Several censuses have established that this village has the highest longevity index in the world with a large percentage of the population being over 100 years old.

==Geography==
Ōgimi is located at the north of Okinawa Island and faces the East China Sea on the western coast of the island. The village consists of forested flatland, which covers 78% of the area of the Ōgimi, and sharp, craggy cliffs which face the coast. The central coastal area of Ōgimi is bisected by Shioya Bay. Miyagi Island (.24 km2) spans much of the entrance of the bay, and the island is connected to the mainland by the Shioya Ōhashi Bridge.

===Administrative divisions===
The village includes seventeen wards.

- Esu (江洲)
- Janagusuku (謝名城)
- Kijoka (喜如嘉)
- Miyagi (宮城)
- Nerome (根路銘)
- Nūha (饒波)
- Ōganeku (大兼久)
- Ōgimi (大宜味)
- Oshikawa (押川)
- Shioya (塩屋)
- Shirahama (白浜)
- Taiho (大保)
- Takazato (田嘉里)
- Taminato (田港)
- Tsuha (津波)
- Uehara (上原)
- Yako (屋古)

== Culture ==
The village is a centre of production of Ryukyuan pottery.

The Shioya Ungami Sea Festival is held at Shioya Bay and other areas of Ōgimi in July. Observance of the festival dates back 400 to 500 years to the period of the Ryukyuan Kingdom, and begins with prayers at an asagi, or house of worship, by kaminchu, or priestesses of the Okinawan religion. The religious ceremonies are followed by dragon boat races. The Unjami Festival was designated an Important Intangible Folk Cultural Properties of Japan in 1997.
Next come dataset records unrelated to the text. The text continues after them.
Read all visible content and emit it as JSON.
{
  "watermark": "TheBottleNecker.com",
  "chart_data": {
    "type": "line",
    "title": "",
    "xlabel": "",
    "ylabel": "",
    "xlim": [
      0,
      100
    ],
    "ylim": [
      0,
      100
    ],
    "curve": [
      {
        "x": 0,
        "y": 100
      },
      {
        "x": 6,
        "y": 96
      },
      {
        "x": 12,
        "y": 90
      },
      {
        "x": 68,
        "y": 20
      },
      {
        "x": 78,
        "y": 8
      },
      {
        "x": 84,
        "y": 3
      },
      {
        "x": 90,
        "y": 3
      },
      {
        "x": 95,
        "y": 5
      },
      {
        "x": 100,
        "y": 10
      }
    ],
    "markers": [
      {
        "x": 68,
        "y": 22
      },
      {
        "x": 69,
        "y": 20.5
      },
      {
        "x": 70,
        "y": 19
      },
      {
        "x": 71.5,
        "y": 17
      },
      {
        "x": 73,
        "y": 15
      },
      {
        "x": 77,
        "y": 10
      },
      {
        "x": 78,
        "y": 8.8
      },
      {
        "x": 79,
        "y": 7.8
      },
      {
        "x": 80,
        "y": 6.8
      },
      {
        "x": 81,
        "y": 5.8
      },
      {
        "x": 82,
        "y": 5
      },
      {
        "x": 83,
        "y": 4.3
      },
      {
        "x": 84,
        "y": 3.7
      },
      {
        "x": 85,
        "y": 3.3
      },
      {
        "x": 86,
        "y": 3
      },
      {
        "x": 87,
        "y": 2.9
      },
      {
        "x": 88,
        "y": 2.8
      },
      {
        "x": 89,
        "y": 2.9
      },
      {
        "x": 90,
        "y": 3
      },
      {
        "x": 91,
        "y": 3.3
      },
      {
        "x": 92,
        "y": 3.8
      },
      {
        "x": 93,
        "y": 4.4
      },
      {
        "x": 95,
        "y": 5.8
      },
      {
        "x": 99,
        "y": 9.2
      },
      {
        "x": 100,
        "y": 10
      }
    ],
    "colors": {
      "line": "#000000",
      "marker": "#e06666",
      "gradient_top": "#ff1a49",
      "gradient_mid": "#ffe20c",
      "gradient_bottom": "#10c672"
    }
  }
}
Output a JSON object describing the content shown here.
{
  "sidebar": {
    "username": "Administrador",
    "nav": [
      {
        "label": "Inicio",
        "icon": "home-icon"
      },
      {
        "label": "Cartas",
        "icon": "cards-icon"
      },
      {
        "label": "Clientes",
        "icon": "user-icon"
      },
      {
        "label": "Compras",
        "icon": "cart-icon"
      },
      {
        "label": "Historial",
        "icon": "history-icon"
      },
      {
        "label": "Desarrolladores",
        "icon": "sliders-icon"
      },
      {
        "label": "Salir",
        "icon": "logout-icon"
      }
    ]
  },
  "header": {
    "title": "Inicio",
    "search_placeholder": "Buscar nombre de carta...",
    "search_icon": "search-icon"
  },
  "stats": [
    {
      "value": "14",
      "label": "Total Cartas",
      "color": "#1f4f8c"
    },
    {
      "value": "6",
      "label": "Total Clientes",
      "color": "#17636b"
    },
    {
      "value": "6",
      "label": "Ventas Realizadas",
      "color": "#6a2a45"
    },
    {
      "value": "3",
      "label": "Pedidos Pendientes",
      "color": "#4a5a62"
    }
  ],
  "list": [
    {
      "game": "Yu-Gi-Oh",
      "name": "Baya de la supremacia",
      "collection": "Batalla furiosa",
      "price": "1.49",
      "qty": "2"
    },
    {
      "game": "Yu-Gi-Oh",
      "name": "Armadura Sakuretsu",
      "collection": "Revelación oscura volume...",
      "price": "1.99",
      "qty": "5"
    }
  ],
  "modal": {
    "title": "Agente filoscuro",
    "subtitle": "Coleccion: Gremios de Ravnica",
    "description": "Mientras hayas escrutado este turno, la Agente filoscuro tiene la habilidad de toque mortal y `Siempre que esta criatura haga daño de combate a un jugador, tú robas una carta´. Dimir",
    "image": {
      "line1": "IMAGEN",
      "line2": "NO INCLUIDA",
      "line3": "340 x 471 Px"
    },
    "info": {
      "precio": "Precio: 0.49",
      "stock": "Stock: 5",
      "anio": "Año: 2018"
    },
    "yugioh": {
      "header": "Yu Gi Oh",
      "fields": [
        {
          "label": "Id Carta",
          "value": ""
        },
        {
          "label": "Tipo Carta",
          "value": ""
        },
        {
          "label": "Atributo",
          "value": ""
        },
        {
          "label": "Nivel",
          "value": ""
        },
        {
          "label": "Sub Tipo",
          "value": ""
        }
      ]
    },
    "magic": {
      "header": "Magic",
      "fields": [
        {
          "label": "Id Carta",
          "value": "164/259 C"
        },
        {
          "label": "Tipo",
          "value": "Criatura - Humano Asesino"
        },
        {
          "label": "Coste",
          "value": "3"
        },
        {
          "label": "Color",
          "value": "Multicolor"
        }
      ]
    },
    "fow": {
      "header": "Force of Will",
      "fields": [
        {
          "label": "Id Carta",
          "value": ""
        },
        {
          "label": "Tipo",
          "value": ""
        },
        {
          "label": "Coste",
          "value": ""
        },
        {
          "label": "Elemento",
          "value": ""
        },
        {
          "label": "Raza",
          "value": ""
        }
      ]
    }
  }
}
==Cultural and natural assets==
Ōgimi Village hosts five designated or registered tangible cultural properties and monuments, at the national, prefectural or municipal level.
- Name (Japanese) (Type of registration)

===Cultural Properties===

- Former Ōgimi Village Office Building (大宜味村役場旧庁舎) (National)

===Natural Monuments===

- Lantern trees Hernandia nymphaeifolia of Shioya-ufuncha (塩屋ウフンチャのハスノハギリ) (Municipal)
- Ōgimi Utaki fountain palm community Livistona chinensis (大宜味御嶽のビロウ群落) (Prefectural)
- Plate coral of Kijoka Itashiki Coast (喜如嘉板敷海岸の板干瀬) (Prefectural)
- Tanna Ugan plant community (田港御願の植物群落) (National)

==Education==
The village operates its public primary and junior high schools.
- Ogimi Junior High (大宜味中学校)
- Ogimi Elementary (大宜味小学校)
  - It formed in 2016 as a merger of four elementary schools.

The Okinawa Prefectural Board of Education operates Hentona High School.